There is no gainsaying the fact that Nigerian mutual funds lack reporting transparency and as such, it is not easy to decipher through their records to know what they are holding or investing in. However, a few of them have been kind enough to publish that information.
For those who are research inclined, holdings information can be found in fund fact sheets where available; or as an investor, you can request the information from your fund manager on a right to know basis.
It will be prudent for the regulatory authorities to mandate fund managers to publish their holdings at least monthly, if not more frequently.
The extent to which mutual funds overlap can be insinuated or deduced from the simple statistics of correlation. Correlation is a measure of how two variables, in this case mutual fund prices, are related or change in relation to each other.
When two mutual funds are near perfectly positively correlated, chances are that they hold similar positions.
In more advanced markets, correlation coefficients among mutual funds, or even equities are readily available but not so much in the Nigerian market. However, analysts at Quantitative Financial Analytics have that information for those who would want to know.
According to Quantitative Financial Analytics, the correlation coefficient of Lotus Halal ETF and United Capital Equity Fund is .70, indicating that both funds’ prices move in the same direction 70% of the time. This implies that there is a 70% chance that they hold similar investment securities.
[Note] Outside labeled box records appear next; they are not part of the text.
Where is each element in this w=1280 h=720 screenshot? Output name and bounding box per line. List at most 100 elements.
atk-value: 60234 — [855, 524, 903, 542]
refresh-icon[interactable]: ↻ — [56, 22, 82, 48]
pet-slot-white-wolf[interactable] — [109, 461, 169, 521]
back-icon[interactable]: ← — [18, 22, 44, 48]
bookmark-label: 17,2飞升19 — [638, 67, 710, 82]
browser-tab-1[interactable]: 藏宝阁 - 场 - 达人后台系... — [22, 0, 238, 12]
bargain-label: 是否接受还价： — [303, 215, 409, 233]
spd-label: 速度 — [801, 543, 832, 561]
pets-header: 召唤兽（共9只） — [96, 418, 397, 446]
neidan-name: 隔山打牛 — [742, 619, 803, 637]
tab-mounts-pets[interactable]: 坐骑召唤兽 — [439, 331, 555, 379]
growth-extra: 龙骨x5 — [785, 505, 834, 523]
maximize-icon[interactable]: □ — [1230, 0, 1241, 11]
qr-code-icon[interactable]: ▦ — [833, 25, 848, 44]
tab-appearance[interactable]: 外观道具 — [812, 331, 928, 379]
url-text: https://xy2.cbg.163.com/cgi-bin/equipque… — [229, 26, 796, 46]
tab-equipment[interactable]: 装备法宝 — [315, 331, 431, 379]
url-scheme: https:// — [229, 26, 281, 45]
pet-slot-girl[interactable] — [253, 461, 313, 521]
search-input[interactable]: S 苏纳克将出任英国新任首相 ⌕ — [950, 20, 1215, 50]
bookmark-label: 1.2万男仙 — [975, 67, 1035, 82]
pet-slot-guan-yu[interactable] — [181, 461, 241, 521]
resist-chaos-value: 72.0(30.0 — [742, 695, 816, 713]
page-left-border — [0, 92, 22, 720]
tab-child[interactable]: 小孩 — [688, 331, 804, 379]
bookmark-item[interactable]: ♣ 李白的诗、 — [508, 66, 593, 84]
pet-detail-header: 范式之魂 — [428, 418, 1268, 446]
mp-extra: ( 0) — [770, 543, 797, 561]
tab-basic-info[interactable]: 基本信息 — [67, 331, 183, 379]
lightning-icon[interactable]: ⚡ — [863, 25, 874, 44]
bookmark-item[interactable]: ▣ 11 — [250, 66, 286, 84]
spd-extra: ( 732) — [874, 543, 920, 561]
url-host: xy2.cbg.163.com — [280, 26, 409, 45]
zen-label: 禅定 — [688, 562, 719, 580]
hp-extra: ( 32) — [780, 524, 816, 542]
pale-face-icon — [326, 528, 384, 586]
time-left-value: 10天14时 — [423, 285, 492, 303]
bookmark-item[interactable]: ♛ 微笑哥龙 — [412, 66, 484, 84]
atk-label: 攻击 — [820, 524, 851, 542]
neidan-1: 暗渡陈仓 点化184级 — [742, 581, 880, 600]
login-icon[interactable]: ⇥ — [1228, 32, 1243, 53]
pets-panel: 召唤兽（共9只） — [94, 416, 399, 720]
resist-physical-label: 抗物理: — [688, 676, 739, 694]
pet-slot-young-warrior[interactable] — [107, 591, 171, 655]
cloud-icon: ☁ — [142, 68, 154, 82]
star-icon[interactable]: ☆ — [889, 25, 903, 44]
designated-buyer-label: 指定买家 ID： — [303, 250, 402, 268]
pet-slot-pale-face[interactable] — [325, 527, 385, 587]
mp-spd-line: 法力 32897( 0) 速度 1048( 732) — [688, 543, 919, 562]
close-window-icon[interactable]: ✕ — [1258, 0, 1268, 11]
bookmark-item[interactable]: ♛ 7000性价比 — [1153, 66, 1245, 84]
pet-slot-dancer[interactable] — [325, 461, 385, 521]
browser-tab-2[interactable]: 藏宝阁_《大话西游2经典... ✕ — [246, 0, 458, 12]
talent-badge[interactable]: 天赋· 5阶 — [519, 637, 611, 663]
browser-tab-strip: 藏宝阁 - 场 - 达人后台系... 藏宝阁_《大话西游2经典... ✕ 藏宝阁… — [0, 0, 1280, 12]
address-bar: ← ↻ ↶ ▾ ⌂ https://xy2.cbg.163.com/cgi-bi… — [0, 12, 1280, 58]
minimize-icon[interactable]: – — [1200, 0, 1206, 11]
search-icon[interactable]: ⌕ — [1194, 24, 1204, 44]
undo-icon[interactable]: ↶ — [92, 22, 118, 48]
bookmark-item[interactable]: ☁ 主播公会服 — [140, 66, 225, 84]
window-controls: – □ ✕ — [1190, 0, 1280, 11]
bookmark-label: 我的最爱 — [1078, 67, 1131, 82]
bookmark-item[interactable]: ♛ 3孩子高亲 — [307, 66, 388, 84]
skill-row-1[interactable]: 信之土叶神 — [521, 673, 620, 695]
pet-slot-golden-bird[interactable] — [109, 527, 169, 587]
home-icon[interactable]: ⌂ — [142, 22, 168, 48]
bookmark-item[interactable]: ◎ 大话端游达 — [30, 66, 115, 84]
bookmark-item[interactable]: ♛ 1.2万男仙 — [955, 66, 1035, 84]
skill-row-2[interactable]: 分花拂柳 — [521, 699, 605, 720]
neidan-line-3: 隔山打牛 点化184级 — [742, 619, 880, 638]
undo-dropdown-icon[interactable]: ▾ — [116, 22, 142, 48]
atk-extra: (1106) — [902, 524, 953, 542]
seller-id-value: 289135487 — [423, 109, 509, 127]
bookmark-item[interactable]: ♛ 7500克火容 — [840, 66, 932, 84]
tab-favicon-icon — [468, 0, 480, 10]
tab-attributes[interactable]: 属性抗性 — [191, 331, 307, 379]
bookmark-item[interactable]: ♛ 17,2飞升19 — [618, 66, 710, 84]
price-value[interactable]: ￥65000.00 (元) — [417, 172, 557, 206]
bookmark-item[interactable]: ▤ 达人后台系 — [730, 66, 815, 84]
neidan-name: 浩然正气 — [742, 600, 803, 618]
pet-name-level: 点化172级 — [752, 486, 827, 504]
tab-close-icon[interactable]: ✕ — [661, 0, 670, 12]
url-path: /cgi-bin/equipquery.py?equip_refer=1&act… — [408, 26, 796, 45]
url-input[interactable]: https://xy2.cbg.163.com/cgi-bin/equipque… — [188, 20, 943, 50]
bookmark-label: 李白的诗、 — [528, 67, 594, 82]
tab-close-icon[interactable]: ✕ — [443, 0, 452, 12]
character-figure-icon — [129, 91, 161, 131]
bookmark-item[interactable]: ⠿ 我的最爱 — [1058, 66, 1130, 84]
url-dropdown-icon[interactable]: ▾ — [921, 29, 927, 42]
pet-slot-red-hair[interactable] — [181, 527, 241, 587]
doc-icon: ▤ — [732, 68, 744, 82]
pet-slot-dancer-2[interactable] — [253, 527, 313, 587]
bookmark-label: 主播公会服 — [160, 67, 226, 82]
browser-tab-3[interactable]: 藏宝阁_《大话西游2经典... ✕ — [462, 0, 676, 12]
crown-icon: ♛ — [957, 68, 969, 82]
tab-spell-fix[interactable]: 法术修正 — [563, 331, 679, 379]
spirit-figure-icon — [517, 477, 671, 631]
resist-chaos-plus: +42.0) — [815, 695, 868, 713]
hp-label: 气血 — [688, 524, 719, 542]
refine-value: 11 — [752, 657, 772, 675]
Another unfortunate thing about this issue is the dearth of financial instruments in the Nigerian market. There are so few “blue chips” in the Nigerian market that it is very difficult to see mutual funds that are not holding such supposedly blue-chip stocks in their portfolio.
This scarcity has therefore made it difficult to achieve diversification, in the strictest sense of the word, among mutual fund investors.
Be that as it may, it is still believed that one can achieve diversification by reviewing the holdings positions of mutual funds from time to time and making the required adjustments where possible, as well as investing in mutual funds that are not closely correlated with each other.